How does autograd deal with minibatches?

studentt · May 28, 2026, 2:09am

Sorry if this is a duplicate, but all of the tutorials I’ve found on (reverse-mode) AD is under a single datapoint, and I’m curious how the issues that arise from minibatches are fixed. For example, how autograd knows that a function that parallelizes over the minibatch elements has nonzero jacobians only for the same minibatch indices. I can come up with fixes on my own, but I’m curious about how pytorch goes about this.

valerian.rey · May 29, 2026, 9:47am

I’m not sure to understand exactly your question.

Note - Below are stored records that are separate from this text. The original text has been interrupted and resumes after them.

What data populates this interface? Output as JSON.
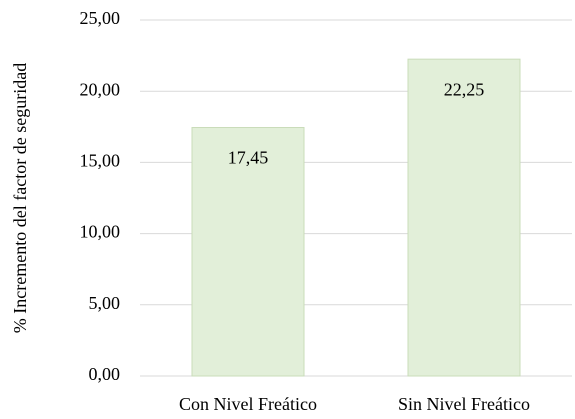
{
  "chart_data": {
    "type": "bar",
    "y_label": "% Incremento del factor de seguridad",
    "categories": [
      "Con Nivel Freático",
      "Sin Nivel Freático"
    ],
    "values": [
      17.45,
      22.25
    ],
    "value_labels": [
      "17,45",
      "22,25"
    ],
    "color": "#e2efd9",
    "ylim": [
      0,
      25
    ],
    "yticks": [
      {
        "value": 0,
        "label": "0,00"
      },
      {
        "value": 5,
        "label": "5,00"
      },
      {
        "value": 10,
        "label": "10,00"
      },
      {
        "value": 15,
        "label": "15,00"
      },
      {
        "value": 20,
        "label": "20,00"
      },
      {
        "value": 25,
        "label": "25,00"
      }
    ],
    "grid": true
  }
}
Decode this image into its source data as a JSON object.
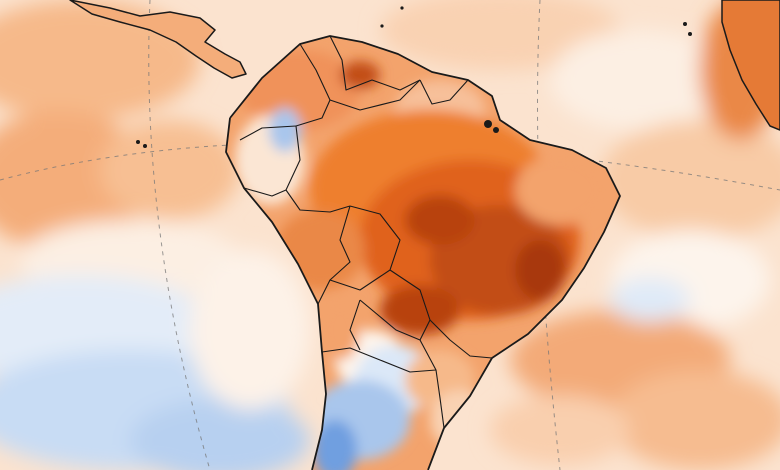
{
  "map": {
    "kind": "temperature-anomaly-map",
    "region": "South America",
    "projection": "orthographic-globe",
    "colors": {
      "ocean_base": "#fbe3cf",
      "warm_light": "#f9c9a3",
      "warm_mid": "#f3a36c",
      "warm_strong": "#ee7f2f",
      "warm_hot": "#e0621a",
      "warm_extreme": "#b8420f",
      "neutral": "#fdf4ec",
      "cool_light": "#dbe8f8",
      "cool_mid": "#a9c6ec",
      "cool_strong": "#6f9fe0",
      "border_line": "#1a1a1a",
      "graticule": "#777777"
    }
  }
}
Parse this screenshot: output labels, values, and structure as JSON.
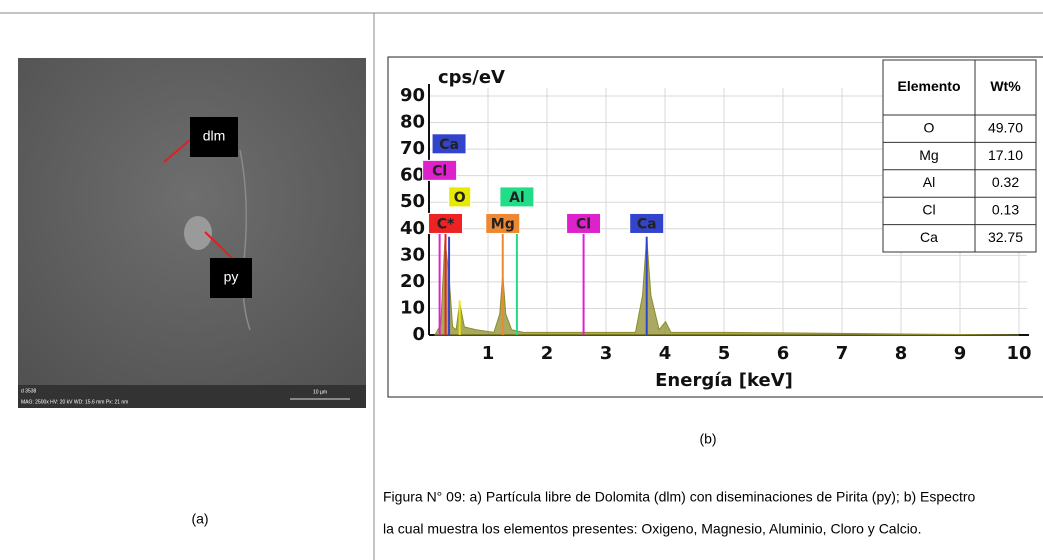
{
  "sem_image": {
    "labels": [
      "dlm",
      "py"
    ],
    "footer": [
      "d 3538",
      "MAG: 2500x  HV: 20 kV  WD: 15.6 mm  Px: 21 nm"
    ],
    "scale": "10 µm"
  },
  "caption_a": "(a)",
  "spectrum": {
    "type": "area",
    "y_label": "cps/eV",
    "x_label": "Energía [keV]",
    "xlim": [
      0,
      10
    ],
    "ylim": [
      0,
      90
    ],
    "xticks": [
      1,
      2,
      3,
      4,
      5,
      6,
      7,
      8,
      9,
      10
    ],
    "yticks": [
      0,
      10,
      20,
      30,
      40,
      50,
      60,
      70,
      80,
      90
    ],
    "grid": true,
    "color": "#8c8c2c",
    "x": [
      0.1,
      0.2,
      0.27,
      0.34,
      0.4,
      0.46,
      0.52,
      0.6,
      0.8,
      1.1,
      1.2,
      1.25,
      1.3,
      1.4,
      1.6,
      2.5,
      3.5,
      3.62,
      3.69,
      3.76,
      3.9,
      4.01,
      4.1,
      5,
      10
    ],
    "values": [
      0,
      4,
      36,
      22,
      3,
      2,
      12,
      3,
      2,
      1,
      8,
      23,
      8,
      2,
      1,
      1,
      1,
      15,
      37,
      15,
      2,
      5,
      1,
      1,
      0
    ],
    "peaks": [
      {
        "element": "Ca",
        "color": "#3344cc",
        "energy": 0.34,
        "height": 37,
        "label_y": 72
      },
      {
        "element": "Cl",
        "color": "#dd22cc",
        "energy": 0.18,
        "height": 45,
        "label_y": 62
      },
      {
        "element": "O",
        "color": "#e8e800",
        "energy": 0.52,
        "height": 13,
        "label_y": 52
      },
      {
        "element": "Al",
        "color": "#22dd88",
        "energy": 1.49,
        "height": 42,
        "label_y": 52
      },
      {
        "element": "C*",
        "color": "#ee2222",
        "energy": 0.28,
        "height": 40,
        "label_y": 42
      },
      {
        "element": "Mg",
        "color": "#ee8833",
        "energy": 1.25,
        "height": 40,
        "label_y": 42
      },
      {
        "element": "Cl",
        "color": "#dd22cc",
        "energy": 2.62,
        "height": 40,
        "label_y": 42
      },
      {
        "element": "Ca",
        "color": "#3344cc",
        "energy": 3.69,
        "height": 37,
        "label_y": 42
      }
    ]
  },
  "table": {
    "header": [
      "Elemento",
      "Wt%"
    ],
    "rows": [
      [
        "O",
        "49.70"
      ],
      [
        "Mg",
        "17.10"
      ],
      [
        "Al",
        "0.32"
      ],
      [
        "Cl",
        "0.13"
      ],
      [
        "Ca",
        "32.75"
      ]
    ]
  },
  "caption_b": "(b)",
  "figure_text": [
    "Figura N° 09: a) Partícula libre de Dolomita (dlm) con diseminaciones de Pirita (py); b) Espectro",
    "la cual muestra los elementos presentes: Oxigeno, Magnesio, Aluminio, Cloro y Calcio."
  ]
}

Are you talking about autograd acting on a composition of functions parallelized over the minibatch elements (i.e. most models that don’t use BatchNorm), leading to a single scalar loss of which you want to compute the gradient?

In that case, during the backward pass, you do have some block-diagonal jacobian, mathematically (the jacobians of the outputs of each layer with respect to its inputs). But autograd doesn’t materialize those jacobians: it computes the result of a vjp (vector-jacobian product), to do each step of the chain rule, but without wasting memory: what’s important is that the result of the vjp is correct, not that internally it actually multiplies a vector by a materialized jacobian.

I can come up with fixes on my own

What kind of fixes are you talking about?